Das Kind am Ende eines langes Krieges.
Wien 1945: Das Ende des Zweiten Weltkriegs und die Zeit der russischen
Besatzung, gesehen mit den Augen der neunjährigen Christine. Ausgebombt
und mittellos kommt sie mit ihrer Familie in einer noblen Nazi-Villa
in Neuwaldegg unter. Nach der Kapitulation der deutschen Soldaten quartieren
sich die Russen im Haus ein. Alle fürchten sich vor den als unberechenbar
geltenden russischen Soldaten. Nur Christine nicht. (Produktionsnotiz)
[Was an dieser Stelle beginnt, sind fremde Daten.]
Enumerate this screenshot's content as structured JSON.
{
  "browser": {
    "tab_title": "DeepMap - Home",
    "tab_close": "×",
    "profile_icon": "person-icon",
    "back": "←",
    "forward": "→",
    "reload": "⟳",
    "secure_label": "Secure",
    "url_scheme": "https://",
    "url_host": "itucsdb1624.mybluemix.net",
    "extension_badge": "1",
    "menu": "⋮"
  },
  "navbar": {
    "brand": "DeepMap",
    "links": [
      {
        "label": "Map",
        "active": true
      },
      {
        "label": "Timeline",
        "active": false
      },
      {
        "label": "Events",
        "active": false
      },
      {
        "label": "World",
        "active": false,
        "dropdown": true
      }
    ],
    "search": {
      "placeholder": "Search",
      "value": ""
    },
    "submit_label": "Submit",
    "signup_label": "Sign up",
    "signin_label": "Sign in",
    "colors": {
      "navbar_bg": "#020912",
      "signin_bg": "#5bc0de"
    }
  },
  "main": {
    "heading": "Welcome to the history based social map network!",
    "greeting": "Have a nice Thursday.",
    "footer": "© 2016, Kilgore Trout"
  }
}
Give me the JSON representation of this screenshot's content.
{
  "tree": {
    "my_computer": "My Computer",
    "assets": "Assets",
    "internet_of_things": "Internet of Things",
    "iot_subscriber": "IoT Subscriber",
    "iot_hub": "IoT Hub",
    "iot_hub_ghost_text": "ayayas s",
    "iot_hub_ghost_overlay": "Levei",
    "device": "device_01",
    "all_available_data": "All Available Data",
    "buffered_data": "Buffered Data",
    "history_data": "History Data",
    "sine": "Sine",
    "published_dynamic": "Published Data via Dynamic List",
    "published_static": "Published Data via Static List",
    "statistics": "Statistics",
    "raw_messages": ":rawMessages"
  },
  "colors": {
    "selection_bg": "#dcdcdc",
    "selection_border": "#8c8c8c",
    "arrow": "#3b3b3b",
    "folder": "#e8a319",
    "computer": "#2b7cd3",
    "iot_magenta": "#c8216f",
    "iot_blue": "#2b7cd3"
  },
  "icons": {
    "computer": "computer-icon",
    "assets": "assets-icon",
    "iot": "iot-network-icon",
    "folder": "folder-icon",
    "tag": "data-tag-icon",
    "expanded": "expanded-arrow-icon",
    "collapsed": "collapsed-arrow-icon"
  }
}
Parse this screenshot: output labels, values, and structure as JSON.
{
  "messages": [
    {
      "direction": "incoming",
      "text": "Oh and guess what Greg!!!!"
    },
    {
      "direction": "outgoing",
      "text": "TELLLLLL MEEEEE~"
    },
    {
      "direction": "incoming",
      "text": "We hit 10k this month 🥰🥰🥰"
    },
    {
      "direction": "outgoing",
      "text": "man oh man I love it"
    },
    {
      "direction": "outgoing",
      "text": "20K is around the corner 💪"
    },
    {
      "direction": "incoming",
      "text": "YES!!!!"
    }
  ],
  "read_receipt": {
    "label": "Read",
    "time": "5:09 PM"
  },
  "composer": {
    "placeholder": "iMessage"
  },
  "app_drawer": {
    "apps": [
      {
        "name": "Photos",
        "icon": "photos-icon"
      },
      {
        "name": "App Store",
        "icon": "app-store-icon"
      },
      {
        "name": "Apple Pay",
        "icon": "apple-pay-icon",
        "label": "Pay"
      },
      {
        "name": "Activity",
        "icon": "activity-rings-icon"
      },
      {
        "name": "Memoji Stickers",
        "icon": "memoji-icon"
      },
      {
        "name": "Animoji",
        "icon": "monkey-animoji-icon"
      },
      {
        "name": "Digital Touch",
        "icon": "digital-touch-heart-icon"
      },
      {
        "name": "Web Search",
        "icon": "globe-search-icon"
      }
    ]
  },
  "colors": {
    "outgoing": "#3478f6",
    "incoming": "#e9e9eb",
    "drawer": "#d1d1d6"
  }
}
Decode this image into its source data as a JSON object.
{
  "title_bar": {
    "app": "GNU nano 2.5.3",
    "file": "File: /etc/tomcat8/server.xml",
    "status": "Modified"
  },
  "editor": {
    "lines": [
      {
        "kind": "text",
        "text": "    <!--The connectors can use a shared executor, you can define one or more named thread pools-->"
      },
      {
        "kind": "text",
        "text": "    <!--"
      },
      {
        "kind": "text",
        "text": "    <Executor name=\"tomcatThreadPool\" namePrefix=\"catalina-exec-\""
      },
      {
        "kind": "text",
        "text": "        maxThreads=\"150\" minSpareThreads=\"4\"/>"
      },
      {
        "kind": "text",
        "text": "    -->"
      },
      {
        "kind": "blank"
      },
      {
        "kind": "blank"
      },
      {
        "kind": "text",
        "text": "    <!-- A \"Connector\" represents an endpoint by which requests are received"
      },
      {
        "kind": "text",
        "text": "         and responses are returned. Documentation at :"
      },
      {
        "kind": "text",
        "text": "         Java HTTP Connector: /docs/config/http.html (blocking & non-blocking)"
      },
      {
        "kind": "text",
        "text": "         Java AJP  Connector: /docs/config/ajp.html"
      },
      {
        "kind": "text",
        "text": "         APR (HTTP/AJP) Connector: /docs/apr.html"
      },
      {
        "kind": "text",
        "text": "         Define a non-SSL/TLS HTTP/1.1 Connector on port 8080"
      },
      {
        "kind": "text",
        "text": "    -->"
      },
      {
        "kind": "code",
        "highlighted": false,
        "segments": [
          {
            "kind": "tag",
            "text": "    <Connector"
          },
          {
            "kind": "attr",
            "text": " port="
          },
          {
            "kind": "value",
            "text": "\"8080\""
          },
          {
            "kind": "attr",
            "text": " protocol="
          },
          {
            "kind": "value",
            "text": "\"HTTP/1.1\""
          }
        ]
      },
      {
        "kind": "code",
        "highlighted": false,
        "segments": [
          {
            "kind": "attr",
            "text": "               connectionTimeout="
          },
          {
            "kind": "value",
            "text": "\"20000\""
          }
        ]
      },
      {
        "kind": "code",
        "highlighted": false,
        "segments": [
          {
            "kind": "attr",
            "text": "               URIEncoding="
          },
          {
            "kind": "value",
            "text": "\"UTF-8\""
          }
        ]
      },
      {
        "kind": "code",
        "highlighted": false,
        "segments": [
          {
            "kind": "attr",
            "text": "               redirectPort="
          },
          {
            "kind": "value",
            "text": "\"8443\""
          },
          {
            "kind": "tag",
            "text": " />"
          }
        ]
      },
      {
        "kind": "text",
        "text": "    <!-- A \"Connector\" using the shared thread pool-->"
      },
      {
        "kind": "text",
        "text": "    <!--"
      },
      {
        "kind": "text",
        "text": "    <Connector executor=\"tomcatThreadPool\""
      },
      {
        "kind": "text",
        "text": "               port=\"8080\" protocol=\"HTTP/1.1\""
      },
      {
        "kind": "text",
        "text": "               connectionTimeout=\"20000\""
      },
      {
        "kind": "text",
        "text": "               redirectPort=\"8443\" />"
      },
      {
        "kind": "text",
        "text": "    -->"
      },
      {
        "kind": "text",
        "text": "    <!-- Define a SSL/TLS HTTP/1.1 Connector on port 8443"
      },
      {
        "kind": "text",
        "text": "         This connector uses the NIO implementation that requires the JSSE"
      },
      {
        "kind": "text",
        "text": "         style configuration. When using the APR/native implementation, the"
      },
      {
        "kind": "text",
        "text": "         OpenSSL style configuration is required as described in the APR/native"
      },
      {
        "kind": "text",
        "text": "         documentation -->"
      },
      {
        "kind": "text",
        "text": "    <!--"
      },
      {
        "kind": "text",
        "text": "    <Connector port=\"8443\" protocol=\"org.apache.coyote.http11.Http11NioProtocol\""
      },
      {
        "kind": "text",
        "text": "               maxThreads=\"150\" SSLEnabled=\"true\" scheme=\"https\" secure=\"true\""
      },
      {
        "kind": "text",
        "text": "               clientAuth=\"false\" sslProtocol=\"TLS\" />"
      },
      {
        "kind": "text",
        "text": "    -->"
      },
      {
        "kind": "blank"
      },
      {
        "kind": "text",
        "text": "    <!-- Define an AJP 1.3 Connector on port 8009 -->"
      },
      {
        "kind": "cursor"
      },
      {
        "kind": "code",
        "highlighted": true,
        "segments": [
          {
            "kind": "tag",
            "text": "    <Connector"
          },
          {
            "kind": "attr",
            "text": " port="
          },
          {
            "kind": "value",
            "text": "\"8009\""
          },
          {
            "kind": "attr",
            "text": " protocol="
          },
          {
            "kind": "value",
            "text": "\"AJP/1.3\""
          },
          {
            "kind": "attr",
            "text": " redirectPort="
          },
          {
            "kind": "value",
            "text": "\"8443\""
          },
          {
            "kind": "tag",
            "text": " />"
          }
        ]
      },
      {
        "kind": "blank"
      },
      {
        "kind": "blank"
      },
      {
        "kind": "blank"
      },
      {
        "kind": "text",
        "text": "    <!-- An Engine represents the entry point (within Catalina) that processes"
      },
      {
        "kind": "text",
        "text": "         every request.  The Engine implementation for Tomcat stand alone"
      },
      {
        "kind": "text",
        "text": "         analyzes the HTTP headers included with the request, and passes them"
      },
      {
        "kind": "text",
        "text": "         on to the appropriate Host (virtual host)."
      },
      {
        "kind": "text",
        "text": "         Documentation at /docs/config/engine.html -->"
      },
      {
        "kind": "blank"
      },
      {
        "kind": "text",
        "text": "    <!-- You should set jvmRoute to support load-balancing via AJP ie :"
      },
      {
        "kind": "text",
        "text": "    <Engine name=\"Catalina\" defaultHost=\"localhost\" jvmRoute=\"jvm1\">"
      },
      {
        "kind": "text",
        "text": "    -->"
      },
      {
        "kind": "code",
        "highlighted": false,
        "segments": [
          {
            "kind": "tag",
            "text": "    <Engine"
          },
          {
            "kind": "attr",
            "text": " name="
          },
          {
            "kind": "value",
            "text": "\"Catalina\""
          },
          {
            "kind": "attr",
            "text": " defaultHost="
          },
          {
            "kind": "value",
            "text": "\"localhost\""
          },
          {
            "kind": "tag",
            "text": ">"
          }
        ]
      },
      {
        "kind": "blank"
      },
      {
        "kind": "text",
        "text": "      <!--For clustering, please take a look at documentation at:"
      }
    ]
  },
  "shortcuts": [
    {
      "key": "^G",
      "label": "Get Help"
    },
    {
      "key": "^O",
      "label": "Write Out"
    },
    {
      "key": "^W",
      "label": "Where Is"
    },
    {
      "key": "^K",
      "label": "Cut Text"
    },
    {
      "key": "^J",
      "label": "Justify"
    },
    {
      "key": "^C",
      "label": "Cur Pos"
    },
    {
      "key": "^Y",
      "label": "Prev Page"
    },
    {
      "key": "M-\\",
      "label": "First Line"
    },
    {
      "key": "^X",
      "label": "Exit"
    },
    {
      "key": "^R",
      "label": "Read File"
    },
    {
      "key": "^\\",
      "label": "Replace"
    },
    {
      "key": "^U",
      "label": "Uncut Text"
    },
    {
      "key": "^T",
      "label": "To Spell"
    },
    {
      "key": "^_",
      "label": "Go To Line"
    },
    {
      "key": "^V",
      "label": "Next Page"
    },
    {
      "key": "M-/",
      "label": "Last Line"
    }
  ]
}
Regisseurin Mirjam Unger behält in ihrer Adaption des autobiografischen
Romans "Maikäfer, flieg! Mein Vater, das Kriegsende, Cohn und ich" von
Christine Nöstlinger sowohl die inhaltliche Struktur als auch die Perspektive
der neunjährigen Christine bei. Derart kann auch sie permanent zwischen
Tragik und Komik changieren, ohne dabei das eine oder andere zu
forcieren. Christines Beobachtungen sind flink, humorig und in ihrer trotzigen
Naivität sehr weitsichtig. So muss Krieg gewesen sein, so lapidar im
Alltag, so stechend im Bauch, so lustig, weil man an einem Wundertag
den Teller ablecken durfte, ohne geschimpft zu werden, falls es einmal
doch etwas Gutes zu Essen gab.
Der Frühling 1945 war eine grausame Zeit. In den letzten 41 Tagen des Zweiten Weltkrieges kamen in Österreich bei Todesmärschen, Lynchmorden und Menschen- Treibjagden 30.000 Menschen um.1 Es kam zu einer Vermehrung der Gewalt, von deren Ausmaß in der Situation niemand genau Bescheid wusste. Je weiter die Alliierten vorrückten, desto fanatischer waren die Durchhalte-Parolen und desto grausamer war die Gewalt. Man wird später darüber als der Zeit der Endphaseverbrechen sprechen. In dieser Stimmung der sich verdichtenden Gerüchte über diese Geschehnisse und der Erschöpfung der Menschen nach so vielen Jahren der Angst und Entbehrung auf allen Seiten formiert sich also der Alltag der kleinen Christl. Christine Nöstlinger wird später über Frieden schreiben, dass es in ihr als Kind ein verwirrtes Staunen darüber gab, dass es ihn anderswo gibt. Es ist ihr Charakter, der es ihr ermöglicht, sich dann, wenn die Erwachsenen Angst haben und ihr keiner sagen kann, wie es weiter geht, kleine Wunder zu schaffen. Wie jenes, in dem Schutthaufen voller Trümmer und Toter vor ihrem ausgebombten Elternhaus just jene Schachtel mit unversehrten Christbaumkugeln zu finden, durch die sie sehen kann, um die Welt gleich wieder in eine Zauberspiegelwelt zu verwandeln.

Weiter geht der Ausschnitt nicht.